It should be remembered that at all times after turning onto the base leg, and throughout the descent, the airport remained well to the left side of the aircraft. In order to keep the airport in sight all observations by the pilots would have been to the left of the aircraft through the left side cockpit windshield or left side window. Then, the only lights visible to them would have been the ground lights along the riverbank which could have provided the pilots with a sensory illusion of adequate altitude over the immediate terrain.

 

It is realized that both pilots should have been familiar with all aspects of the terrain having flown into and out of the Greater Cincinnati Airport many times previously. However, at night in limited visibility conditions it is possible that the terrain, as viewed by the pilots, would not have triggered any immediate awareness of low altitude. Conversely, it is believed if the ground lights directly under or to the right of the aircraft's base leg flightpath had been observed an immediate low altitude situation would have become apparent to the pilots.

 

Misreading/Misinterpretation of Altimeter Presentations

 

Examination of the pilot's and copilot's altimeters revealed no evidence of any pre-impact failure or malfunction and both were set properly to indicate altitude above field elevation. The functional capabilities of the No. 3 altimeter could not be determined because of extensive impact damage to this instrument.
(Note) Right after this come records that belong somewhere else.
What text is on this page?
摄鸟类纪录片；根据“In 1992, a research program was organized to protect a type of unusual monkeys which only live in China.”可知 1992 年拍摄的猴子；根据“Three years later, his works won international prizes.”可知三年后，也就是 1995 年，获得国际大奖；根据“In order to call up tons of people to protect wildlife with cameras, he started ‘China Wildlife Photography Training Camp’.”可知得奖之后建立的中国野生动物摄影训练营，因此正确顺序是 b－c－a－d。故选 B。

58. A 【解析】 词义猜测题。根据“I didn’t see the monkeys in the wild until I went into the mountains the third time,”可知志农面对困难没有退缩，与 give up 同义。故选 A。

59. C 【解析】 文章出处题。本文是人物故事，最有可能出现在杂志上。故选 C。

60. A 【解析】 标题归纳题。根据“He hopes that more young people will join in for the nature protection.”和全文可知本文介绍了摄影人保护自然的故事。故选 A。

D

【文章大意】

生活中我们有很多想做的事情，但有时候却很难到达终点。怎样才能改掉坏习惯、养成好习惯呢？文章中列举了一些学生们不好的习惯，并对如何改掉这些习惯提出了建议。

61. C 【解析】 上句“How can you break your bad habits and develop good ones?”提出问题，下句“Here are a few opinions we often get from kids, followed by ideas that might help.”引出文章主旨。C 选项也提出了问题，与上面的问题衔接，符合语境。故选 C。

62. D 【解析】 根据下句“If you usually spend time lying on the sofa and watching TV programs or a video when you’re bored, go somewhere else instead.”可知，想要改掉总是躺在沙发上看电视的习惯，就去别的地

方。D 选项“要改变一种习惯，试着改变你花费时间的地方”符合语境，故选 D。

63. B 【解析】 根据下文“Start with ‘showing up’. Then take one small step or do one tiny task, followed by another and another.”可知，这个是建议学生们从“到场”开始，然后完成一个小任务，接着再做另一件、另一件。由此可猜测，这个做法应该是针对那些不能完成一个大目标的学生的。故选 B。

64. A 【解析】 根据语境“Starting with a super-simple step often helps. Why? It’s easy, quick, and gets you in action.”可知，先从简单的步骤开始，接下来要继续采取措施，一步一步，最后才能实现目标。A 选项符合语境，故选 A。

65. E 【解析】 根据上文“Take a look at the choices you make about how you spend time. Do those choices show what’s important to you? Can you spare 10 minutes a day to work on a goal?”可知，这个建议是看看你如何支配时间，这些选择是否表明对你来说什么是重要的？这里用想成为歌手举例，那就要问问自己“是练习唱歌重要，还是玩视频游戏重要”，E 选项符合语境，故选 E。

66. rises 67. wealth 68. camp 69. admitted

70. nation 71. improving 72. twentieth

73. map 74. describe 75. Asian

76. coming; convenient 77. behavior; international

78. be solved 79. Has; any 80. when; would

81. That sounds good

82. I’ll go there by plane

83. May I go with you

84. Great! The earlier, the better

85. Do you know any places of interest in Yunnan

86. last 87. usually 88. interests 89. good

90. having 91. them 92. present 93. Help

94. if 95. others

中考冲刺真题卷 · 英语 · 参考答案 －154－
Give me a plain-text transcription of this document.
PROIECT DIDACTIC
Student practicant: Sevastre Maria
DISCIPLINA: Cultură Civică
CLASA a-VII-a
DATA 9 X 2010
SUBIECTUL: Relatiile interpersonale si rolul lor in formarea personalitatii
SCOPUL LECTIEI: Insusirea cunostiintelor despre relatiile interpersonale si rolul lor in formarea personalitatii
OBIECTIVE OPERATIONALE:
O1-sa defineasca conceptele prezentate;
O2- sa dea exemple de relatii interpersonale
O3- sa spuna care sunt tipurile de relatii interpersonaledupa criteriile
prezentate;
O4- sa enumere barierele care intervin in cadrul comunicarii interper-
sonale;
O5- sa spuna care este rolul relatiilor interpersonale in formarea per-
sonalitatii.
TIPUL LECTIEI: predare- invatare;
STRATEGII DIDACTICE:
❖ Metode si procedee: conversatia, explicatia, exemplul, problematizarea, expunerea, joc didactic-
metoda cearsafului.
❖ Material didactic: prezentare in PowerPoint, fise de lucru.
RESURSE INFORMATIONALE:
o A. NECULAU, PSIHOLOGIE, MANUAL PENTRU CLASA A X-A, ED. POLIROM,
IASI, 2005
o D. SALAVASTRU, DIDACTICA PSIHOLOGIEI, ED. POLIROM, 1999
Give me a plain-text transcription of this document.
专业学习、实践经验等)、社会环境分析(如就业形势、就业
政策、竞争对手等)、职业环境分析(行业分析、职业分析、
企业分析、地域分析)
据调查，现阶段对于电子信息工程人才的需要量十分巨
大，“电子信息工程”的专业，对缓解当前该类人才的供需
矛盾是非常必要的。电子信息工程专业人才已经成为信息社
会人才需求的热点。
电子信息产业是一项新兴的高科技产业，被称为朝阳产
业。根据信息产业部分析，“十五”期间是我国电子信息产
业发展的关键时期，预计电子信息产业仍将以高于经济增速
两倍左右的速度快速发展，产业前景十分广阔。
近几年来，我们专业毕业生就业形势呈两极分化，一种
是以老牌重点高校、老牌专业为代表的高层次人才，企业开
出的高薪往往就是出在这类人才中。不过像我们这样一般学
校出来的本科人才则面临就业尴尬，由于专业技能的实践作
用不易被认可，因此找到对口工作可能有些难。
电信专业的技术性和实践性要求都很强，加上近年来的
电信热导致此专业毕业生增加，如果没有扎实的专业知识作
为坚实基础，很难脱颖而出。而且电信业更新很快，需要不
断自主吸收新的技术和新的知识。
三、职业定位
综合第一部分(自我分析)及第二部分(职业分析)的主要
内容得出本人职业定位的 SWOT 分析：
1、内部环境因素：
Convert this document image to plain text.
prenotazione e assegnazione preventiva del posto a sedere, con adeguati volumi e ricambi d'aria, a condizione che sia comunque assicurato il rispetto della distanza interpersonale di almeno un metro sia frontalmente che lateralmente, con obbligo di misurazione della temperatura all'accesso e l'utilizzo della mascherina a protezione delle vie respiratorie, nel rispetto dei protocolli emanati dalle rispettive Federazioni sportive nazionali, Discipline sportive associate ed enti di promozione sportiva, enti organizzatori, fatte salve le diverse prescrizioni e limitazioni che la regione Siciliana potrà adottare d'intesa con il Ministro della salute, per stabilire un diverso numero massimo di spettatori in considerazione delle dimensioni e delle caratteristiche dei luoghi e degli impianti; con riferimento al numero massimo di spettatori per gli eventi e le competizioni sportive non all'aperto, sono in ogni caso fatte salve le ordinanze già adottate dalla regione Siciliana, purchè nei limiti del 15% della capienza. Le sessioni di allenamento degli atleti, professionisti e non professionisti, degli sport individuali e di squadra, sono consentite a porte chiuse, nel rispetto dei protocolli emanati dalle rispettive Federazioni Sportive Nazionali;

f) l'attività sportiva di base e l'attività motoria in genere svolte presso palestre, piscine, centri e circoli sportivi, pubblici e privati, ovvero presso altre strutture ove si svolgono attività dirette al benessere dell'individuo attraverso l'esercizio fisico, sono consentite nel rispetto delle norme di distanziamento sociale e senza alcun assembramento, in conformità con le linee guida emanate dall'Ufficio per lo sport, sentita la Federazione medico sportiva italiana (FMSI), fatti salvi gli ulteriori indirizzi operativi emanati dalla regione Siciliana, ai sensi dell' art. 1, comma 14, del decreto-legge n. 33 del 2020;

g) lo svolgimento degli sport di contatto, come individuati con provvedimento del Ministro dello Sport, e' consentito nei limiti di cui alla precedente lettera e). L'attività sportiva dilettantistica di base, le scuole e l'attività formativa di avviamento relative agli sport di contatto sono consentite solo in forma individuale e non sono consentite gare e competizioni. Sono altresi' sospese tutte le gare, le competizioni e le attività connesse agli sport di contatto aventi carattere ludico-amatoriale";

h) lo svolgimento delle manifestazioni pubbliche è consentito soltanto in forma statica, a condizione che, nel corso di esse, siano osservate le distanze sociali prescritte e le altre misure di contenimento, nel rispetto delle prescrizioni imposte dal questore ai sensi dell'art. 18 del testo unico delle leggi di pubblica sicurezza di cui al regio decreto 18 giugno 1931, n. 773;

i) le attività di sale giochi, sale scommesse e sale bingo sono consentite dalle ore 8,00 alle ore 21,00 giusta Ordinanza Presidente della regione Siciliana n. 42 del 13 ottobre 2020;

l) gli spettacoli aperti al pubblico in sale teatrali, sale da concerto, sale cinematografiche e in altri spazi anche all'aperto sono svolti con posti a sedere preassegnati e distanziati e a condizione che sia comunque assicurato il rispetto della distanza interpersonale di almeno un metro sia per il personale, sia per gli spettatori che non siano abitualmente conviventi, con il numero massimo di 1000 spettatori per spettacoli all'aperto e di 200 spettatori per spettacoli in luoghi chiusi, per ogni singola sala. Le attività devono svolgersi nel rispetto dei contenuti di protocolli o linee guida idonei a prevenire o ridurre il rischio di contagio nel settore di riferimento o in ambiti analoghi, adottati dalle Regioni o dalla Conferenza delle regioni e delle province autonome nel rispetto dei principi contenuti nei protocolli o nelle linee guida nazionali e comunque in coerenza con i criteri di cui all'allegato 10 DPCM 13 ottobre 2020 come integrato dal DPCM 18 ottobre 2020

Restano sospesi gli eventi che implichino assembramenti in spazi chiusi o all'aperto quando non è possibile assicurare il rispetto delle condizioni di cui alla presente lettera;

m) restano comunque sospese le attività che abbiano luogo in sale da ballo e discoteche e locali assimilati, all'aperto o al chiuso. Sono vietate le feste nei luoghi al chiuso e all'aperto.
However, based on the fact that the last ATC clearance altitude of 2,000 feet m.s.l. was maintained for approximately two minutes on the downwind leg prior to the initiation of the descent, it is believed that this altimeter was properly set and functioning normally throughout the approach.

 

All events leading up to impact, including the final radio transmissions from the flight, indicate that the crew was not concerned with and totally unaware of a dangerously low altitude situation. In examining the many potential ramifications involved in the aircraft's deviation from the desired altitude profile one obvious possibility is a misinterpretation or miscreading of the information being presented on the altimeters. It is noted that the drum altimeter has been in operation for many years and is considered by all segments of the industry to be an accurate, highly reliable instrument. While the Board has no reason to believe the drum altimeter is deficient in any way whatsoever, it does believe that improper monitoring of the instrument could possibly result in a misinterpretation, and this in turn could help to explain the inappropriate descent involved in this accident.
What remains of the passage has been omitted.